Dr. Ken’s Corner: Patients and Computers Compete for Face-Time”

Filling in the EHR gaps so that patient charges can be billed properly is not only time-consuming, it detracts from meaningful face-time with patients.

For every hour of direct clinical care, physicians now spend an additional two hours completing EHR requirements and so-called desk work, according to a recent AMA-funded study published in the Annals of Internal Medicine (September 6, 2016).

An additional one or two hours is spent after work on unfinished EHR tasks.

Responding to the study’s findings, Dr. Susan Hingle of SIU School of Medicine warns that the demands of EHRs can put physicians at greater risk of professional burnout. Even worse, says Dr. Hingle, some of these doctors are at a significantly greater risk for depression and suicidal ideation.”

Even medical students and residents are spending more time with their computers than with their patients, according to Dr. Caleb Gardner’s and Dr. John Levinson’s editorial in The Wall Street Journal (September 22, 2016). A 2013 study from Johns Hopkins showed that first-year [resident physicians] spent a meager eight minutes a day with each of their hospitalized patients while spending hours at the keyboard describing and quantifying those fleeting moments.”

The shift away from meaningful time for patients is frustrating to physicians and patients alike. Senior physicians are retiring early because of the EHR, while young doctors feel the humanity draining from a profession to which many were drawn because of a desire to interact and connect with people.”

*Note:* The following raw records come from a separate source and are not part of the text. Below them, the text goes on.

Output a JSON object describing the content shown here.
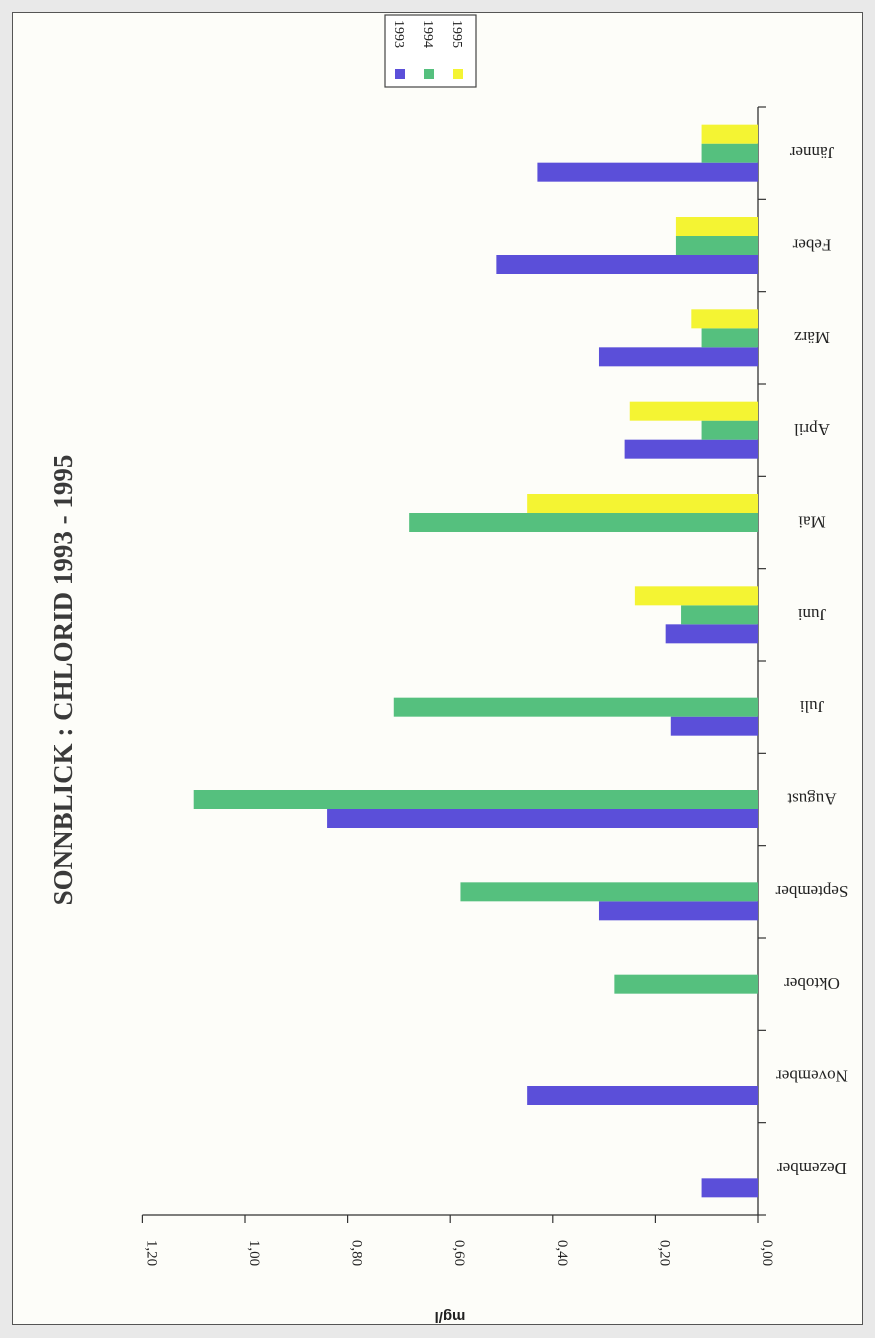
{
  "chart_data": {
    "type": "bar",
    "orientation": "horizontal",
    "title": "SONNBLICK : CHLORID 1993 - 1995",
    "ylabel": "mg/l",
    "ylim": [
      0,
      1.2
    ],
    "tick_values": [
      0,
      0.2,
      0.4,
      0.6,
      0.8,
      1.0,
      1.2
    ],
    "tick_labels": [
      "0,00",
      "0,20",
      "0,40",
      "0,60",
      "0,80",
      "1,00",
      "1,20"
    ],
    "categories": [
      "Jänner",
      "Feber",
      "März",
      "April",
      "Mai",
      "Juni",
      "Juli",
      "August",
      "September",
      "Oktober",
      "November",
      "Dezember"
    ],
    "series": [
      {
        "name": "1993",
        "color": "#5b4fd9",
        "values": [
          0.43,
          0.51,
          0.31,
          0.26,
          null,
          0.18,
          0.17,
          0.84,
          0.31,
          null,
          0.45,
          0.11
        ]
      },
      {
        "name": "1994",
        "color": "#55c07e",
        "values": [
          0.11,
          0.16,
          0.11,
          0.11,
          0.68,
          0.15,
          0.71,
          1.1,
          0.58,
          0.28,
          null,
          null
        ]
      },
      {
        "name": "1995",
        "color": "#f4f433",
        "values": [
          0.11,
          0.16,
          0.13,
          0.25,
          0.45,
          0.24,
          null,
          null,
          null,
          null,
          null,
          null
        ]
      }
    ],
    "legend": {
      "position": "top-right",
      "entries": [
        "1993",
        "1994",
        "1995"
      ]
    },
    "grid": false
  }
}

Careful listening and undivided attention are important, and the incessant electronic reminders and check boxes that divert a doctor’s attention while the patient sits on the examination table are a distraction equivalent to texting while driving, and will end up hurting patients.”

In its quest for market efficiency, contemporary medicine is losing its humanity, says Dr. Arthur Kleinman, a professor at Harvard University, buckling under the weight of massive, ill-designed electronic information systems (The Wall Street Journal, September 22, 2016).

Motivated by more than $30 billion in incentives, vendors have lined up happily to ride the wave, building EHRs that satisfy government requirements but make it increasingly difficult and less rewarding to care for patients, according to Jonathan Bush of Athena Health (statnews.com, September 6, 2016).

Although EHRs are here to stay, they must by simplified and refined in a way that will not distract from patient care. As stated by Drs. Gardner and Levinson: Doctors have an obligation to act with humanity toward patients and should insist upon the undivided attention to do so.”